The FDA panel, which included Mikhail along with Mike Davis, acting director at CDER, and Lowell Zeta, acting FDA chief of staff, agreed that FDA hiring and retention is at the top of the agency’s priority list right now. “Our hiring plan is over 2,200 [individual staffers],” said Zeta, who reports to Kyle Diamantas, FDA’s acting commissioner. “We’re at about 600 that are in onboarding and clearance at various levels, with a couple hundred already through the [hiring] process.”
On employee retention, “there is a lot of effort to minimize attrition … everybody who’s thinking of leaving is getting a meeting with an [agency] leader … to discuss how we can keep you, because you have expertise that we don’t want to lose,” said Mikhail. “We’re also being incredibly creative in terms of utilizing existing expertise in some teams. We get 5,000 INDs a year at the FDA, but they’re not distributed evenly across teams, so we’re being nimble as to what we can do to maximize the use of every member we have.”
At CDER, employee attrition rates have dropped back down to historical levels, said Davis. Now, “it’s a matter of really keeping and supporting and empowering the staff we have, and bringing new folks in.”

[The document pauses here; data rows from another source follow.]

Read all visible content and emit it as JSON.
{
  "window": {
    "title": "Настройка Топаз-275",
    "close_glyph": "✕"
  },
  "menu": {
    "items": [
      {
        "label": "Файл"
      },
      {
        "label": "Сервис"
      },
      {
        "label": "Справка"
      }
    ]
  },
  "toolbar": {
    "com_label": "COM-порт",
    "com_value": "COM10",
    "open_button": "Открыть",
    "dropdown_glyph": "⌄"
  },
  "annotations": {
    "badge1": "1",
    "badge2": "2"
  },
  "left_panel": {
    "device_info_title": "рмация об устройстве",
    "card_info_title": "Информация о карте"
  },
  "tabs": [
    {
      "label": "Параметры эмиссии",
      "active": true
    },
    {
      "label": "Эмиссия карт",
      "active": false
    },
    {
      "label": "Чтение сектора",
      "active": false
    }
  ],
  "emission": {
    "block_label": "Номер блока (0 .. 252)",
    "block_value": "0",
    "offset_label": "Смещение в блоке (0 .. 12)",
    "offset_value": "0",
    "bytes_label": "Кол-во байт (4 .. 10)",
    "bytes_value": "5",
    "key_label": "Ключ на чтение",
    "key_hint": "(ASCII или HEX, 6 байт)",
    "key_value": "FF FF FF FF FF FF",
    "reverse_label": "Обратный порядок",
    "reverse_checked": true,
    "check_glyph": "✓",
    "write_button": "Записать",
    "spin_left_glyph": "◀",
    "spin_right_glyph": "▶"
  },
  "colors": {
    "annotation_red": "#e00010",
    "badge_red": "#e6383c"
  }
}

FDA Pilots And Reevaluating Rare Disease Drugs
The panel briefly discussed the HHS’s recently announced Operation Trialblazer program, which is aimed at maintaining U.S. leadership in early clinical R&D, and encompasses multiple governmental health agencies. At the FDA, Operation Trialblazer creates an expedited IND pilot program allowing for an “IND rolling submission in real-time, which will allow companies to … submit components [of an IND package], get feedback on them, and expedite the process overall,” said Mikhail. Drug developers interested in commenting on the expedited IND pilot program should do so by July 22, 2026.

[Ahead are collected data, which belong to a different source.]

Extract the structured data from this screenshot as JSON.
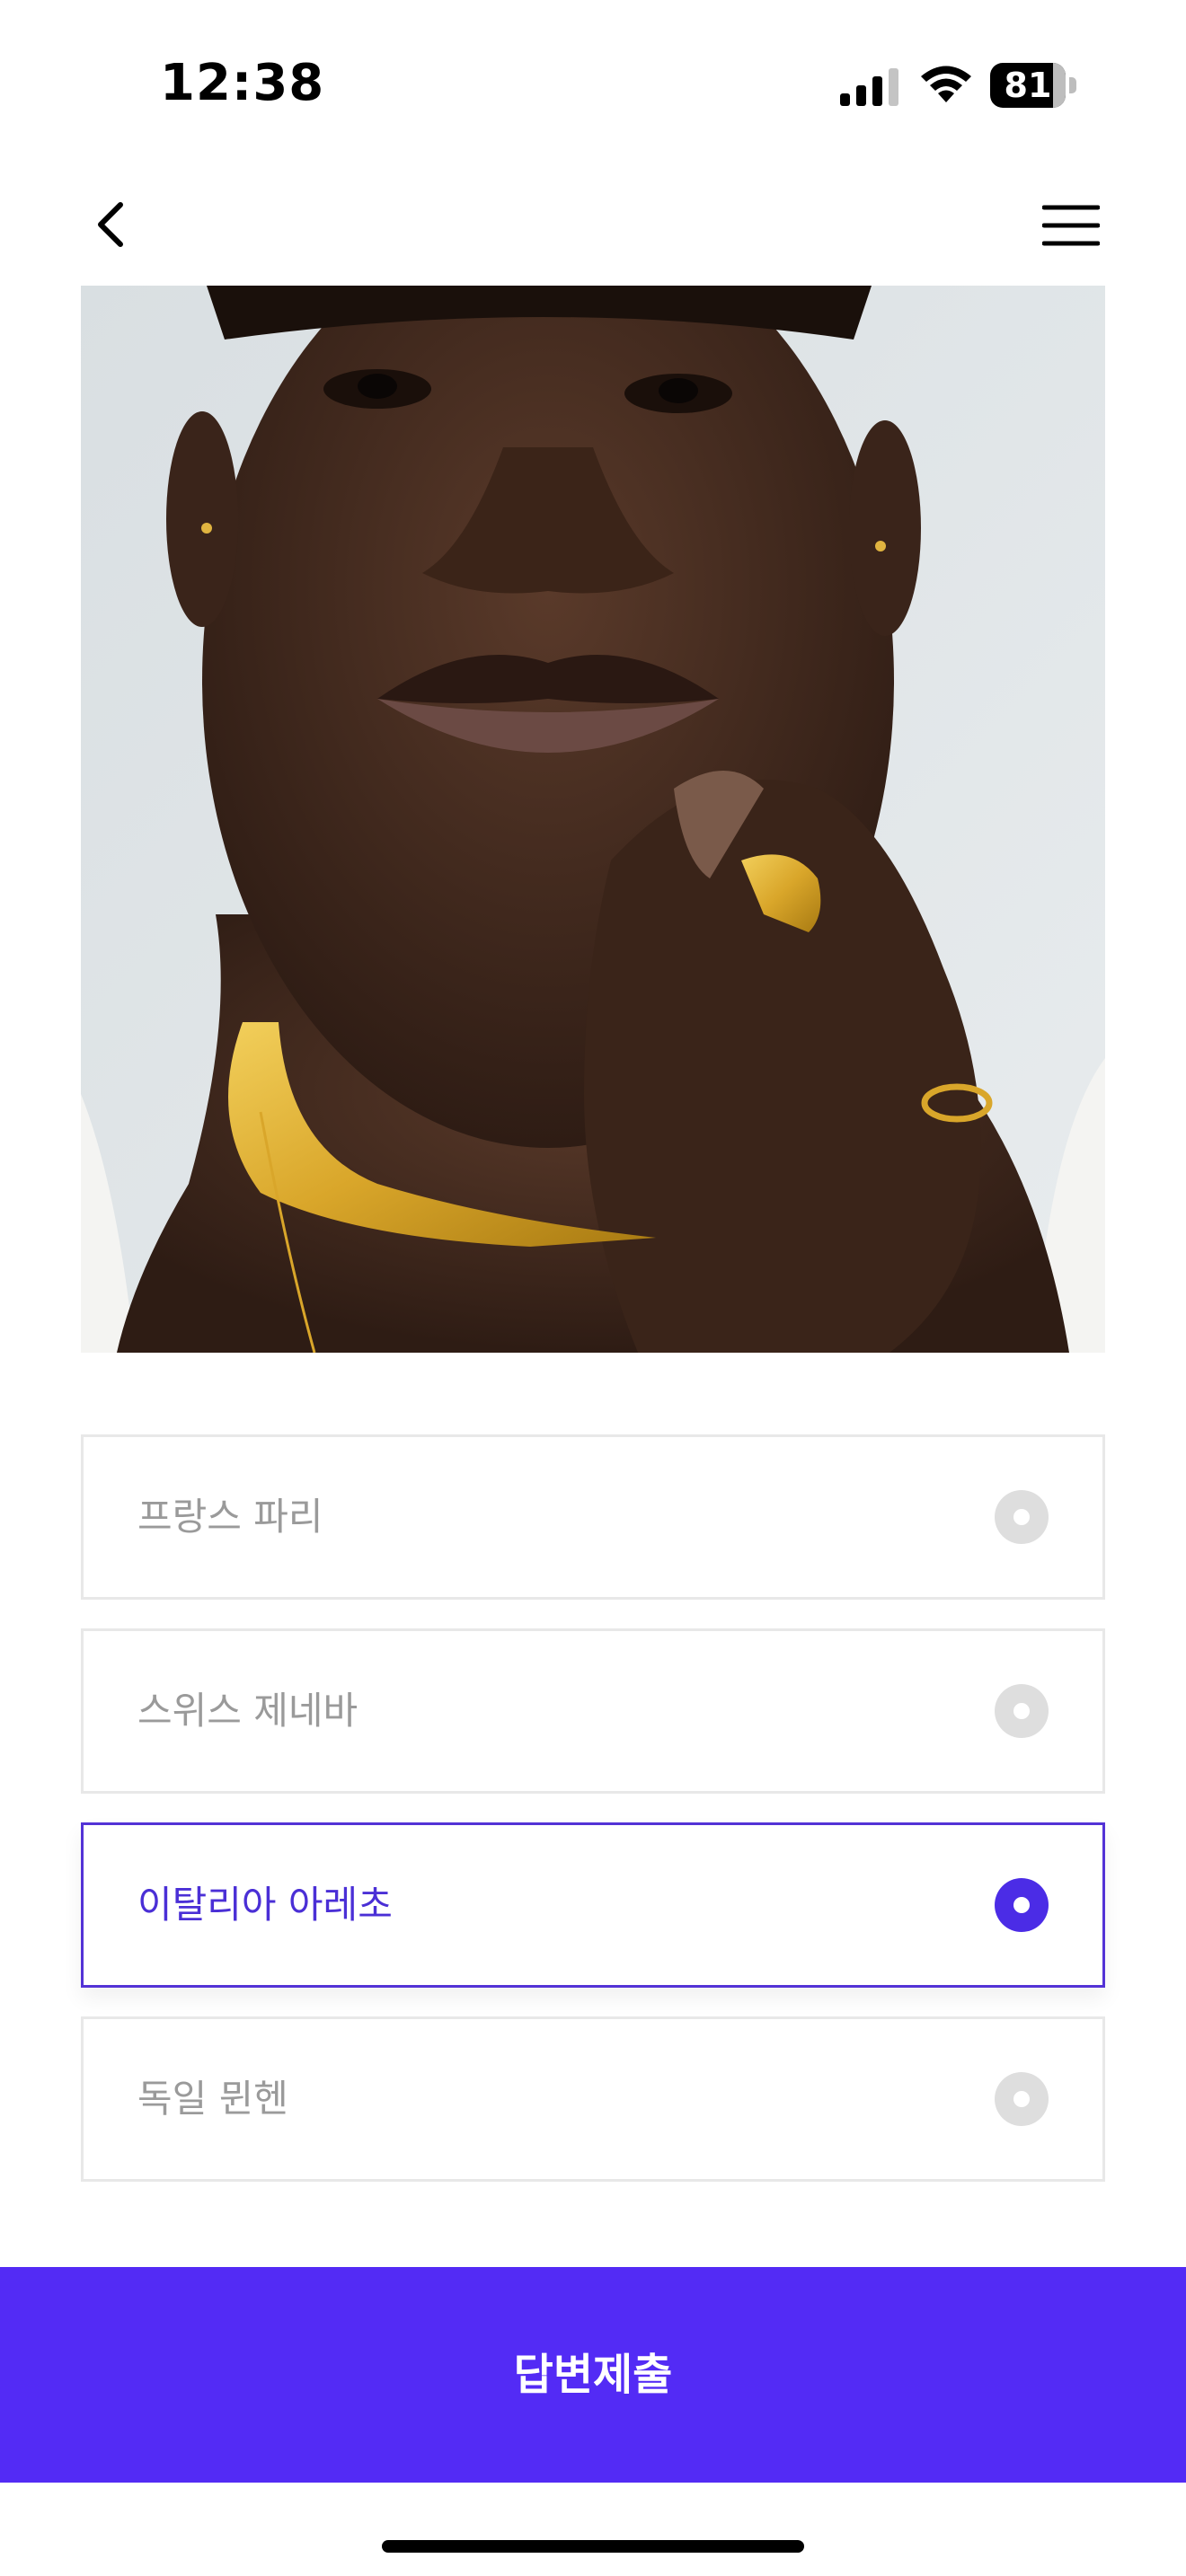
{
  "status_bar": {
    "time": "12:38",
    "battery_level": "81",
    "icons": [
      "signal-icon",
      "wifi-icon",
      "battery-icon"
    ]
  },
  "nav": {
    "back_icon": "chevron-left-icon",
    "menu_icon": "hamburger-menu-icon"
  },
  "hero": {
    "image": "portrait-with-gold-jewelry"
  },
  "options": [
    {
      "label": "프랑스 파리",
      "selected": false
    },
    {
      "label": "스위스 제네바",
      "selected": false
    },
    {
      "label": "이탈리아 아레초",
      "selected": true
    },
    {
      "label": "독일 뮌헨",
      "selected": false
    }
  ],
  "submit": {
    "label": "답변제출"
  },
  "colors": {
    "accent": "#532BF5",
    "selected_text": "#4A2FD6",
    "unselected_text": "#9A9A9A",
    "radio_off": "#DEDEDE",
    "border": "#E8E8E8"
  }
}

Regarding FDA’s recent rare disease drug decisions, particularly a few Complete Response Letters (CRLs) that effectively blocked rare disease drug approvals over the last nine months — all of which happened prior to the departures of Vinay Prasad, director at CBER, and FDA Commissioner Martin Makary — Crowley asked the panelists about the mindset and rationale behind FDA’s decision to revisit rejections.
In 2026, leaders must be open to listening and revisiting agency decisions, said Mikhail. “It’s the only way to survive in today’s world.” The scientific views within the FDA are varied, and not everyone thinks the same way. But patient need must serve as the agency’s north star, said Mikhail. “What is the benefit/risk ratio? Do we have a chance to give this patient a chance, yes or no? Are we making sure that safety is paramount, and that everybody is on the same page with regard to a second chance? An adaptive framework is needed for rare diseases.”

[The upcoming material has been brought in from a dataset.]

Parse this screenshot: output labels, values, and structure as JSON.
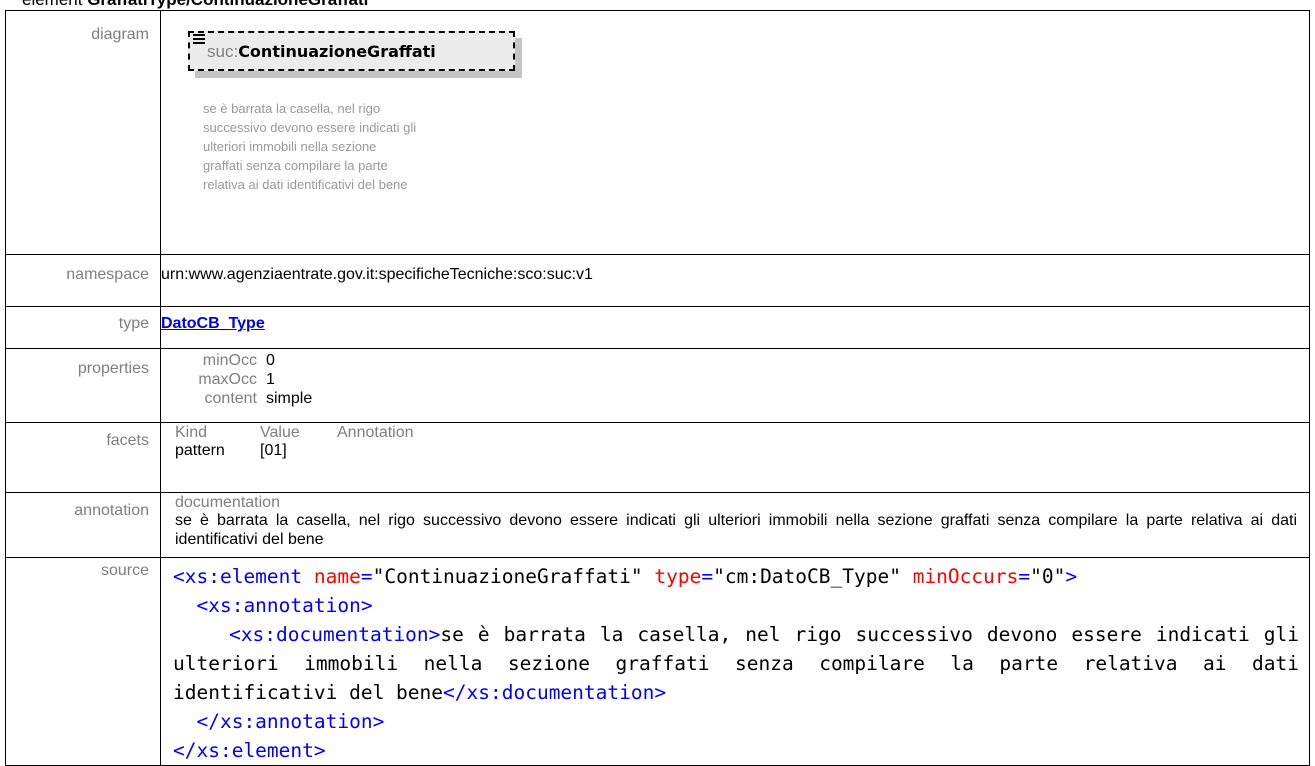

Mikhail also pushed back on the perception that single actors — such as agency leaders — within the FDA can or should make autonomous decisions about drug approvals. “We cannot build a sustainable solution that is based on an individual, including me. If we really want to be a great FDA, it has to go beyond the people,” said Mikhail. “It cannot be because this person was there two or three years ago, and he or she used to say yes and take a phone call, and now there is a more difficult person … that’s not the FDA, that’s not the gold standard for regulatory science.”